I was amused by Senator Chaney's saying that he had had discussions with Sir Phillip Lynch about how to maintain a family in this crazy life of politics and that Phil gave him advice about sailing with his sons. I remember him giving me identical advice. I was playing cricket with my sons at the time, who showed a singular lack of interest in that sport. I tried sailing out on them and they grasped the new sport with enthusiasm, so much so that my eldest son, who was then about 10 years of age, persuaded me, against my will, to go sailing in his Sabot one bitterly cold June morning at Black Rock in Melbourne. I was aboard about three minutes when I was able to capsize the craft. I spent the next two hours in the freezing water with my son-with appropriate language coming from him. I remember coming back and telling Phil the story. He was very amused, not the least part of his amusement being that I then happened to be the Minister for the Navy-a fact which he agreed should never reach the newspapers. That was another feature of Phil. He had a tremendous sense of humour, almost an impish, mischievous look in his eye. When things were tough, he would always have that sort of a word to say.

The most I can say about Phil Lynch relates to the last years when he knew he was a dying man and the amount of courage that he showed in facing that fate. Unless one knew that fact when talking with him one would never have known that anything was wrong, such was his courage in facing that kind of end. His belief in God and in the religion that sustained him, I think was an object lesson to anybody who feels that sometimes we need something stronger than material things .

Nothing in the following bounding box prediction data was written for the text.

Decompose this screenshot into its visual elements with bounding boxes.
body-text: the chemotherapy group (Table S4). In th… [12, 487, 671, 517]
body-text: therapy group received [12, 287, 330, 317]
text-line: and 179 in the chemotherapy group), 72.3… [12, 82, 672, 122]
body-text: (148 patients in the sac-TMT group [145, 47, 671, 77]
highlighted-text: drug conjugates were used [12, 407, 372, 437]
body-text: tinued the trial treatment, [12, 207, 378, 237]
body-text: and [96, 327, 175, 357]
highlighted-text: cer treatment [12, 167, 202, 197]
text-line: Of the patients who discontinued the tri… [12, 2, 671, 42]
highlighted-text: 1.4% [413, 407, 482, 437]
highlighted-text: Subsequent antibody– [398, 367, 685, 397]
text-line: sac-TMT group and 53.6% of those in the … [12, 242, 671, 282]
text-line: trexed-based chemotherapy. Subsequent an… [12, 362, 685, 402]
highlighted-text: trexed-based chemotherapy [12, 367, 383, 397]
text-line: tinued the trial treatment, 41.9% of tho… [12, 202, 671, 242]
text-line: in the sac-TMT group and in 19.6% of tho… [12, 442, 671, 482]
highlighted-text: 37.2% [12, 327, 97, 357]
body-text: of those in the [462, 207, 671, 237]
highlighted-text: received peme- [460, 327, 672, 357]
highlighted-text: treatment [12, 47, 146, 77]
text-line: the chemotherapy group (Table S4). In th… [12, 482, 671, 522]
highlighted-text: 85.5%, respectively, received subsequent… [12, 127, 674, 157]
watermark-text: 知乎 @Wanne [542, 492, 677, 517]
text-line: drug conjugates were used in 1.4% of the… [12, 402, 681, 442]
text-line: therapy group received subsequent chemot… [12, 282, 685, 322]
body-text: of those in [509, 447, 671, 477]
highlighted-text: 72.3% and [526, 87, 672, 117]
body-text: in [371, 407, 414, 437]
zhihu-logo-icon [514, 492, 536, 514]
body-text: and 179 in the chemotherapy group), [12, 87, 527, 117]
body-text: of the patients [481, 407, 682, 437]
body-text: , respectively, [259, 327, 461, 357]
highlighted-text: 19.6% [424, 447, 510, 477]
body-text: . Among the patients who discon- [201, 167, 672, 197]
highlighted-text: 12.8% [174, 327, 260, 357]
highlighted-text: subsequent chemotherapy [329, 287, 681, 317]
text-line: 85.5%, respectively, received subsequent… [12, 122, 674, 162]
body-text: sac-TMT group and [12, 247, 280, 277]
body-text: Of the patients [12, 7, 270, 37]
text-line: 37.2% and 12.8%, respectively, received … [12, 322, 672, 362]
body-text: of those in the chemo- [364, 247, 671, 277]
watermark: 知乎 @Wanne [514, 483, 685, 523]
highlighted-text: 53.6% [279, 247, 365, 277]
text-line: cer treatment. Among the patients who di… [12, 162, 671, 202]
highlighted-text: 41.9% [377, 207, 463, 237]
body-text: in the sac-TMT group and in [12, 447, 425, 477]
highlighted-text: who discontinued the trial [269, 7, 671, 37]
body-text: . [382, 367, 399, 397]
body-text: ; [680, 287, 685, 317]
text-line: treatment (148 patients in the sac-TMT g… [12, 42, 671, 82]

I have a particular feeling for his beautiful wife and their three sons because there are very few families who have sacrificed more in terms of the time spent with their husband and father than those four people. The premature death is not only a sad blow to Australia but also must be quite devastating to them because of the sacrifices they made for him and for Australia. Therefore, it is with those feelings that I associate myself and my Party with this condolence motion and message of sympathy to his loved ones.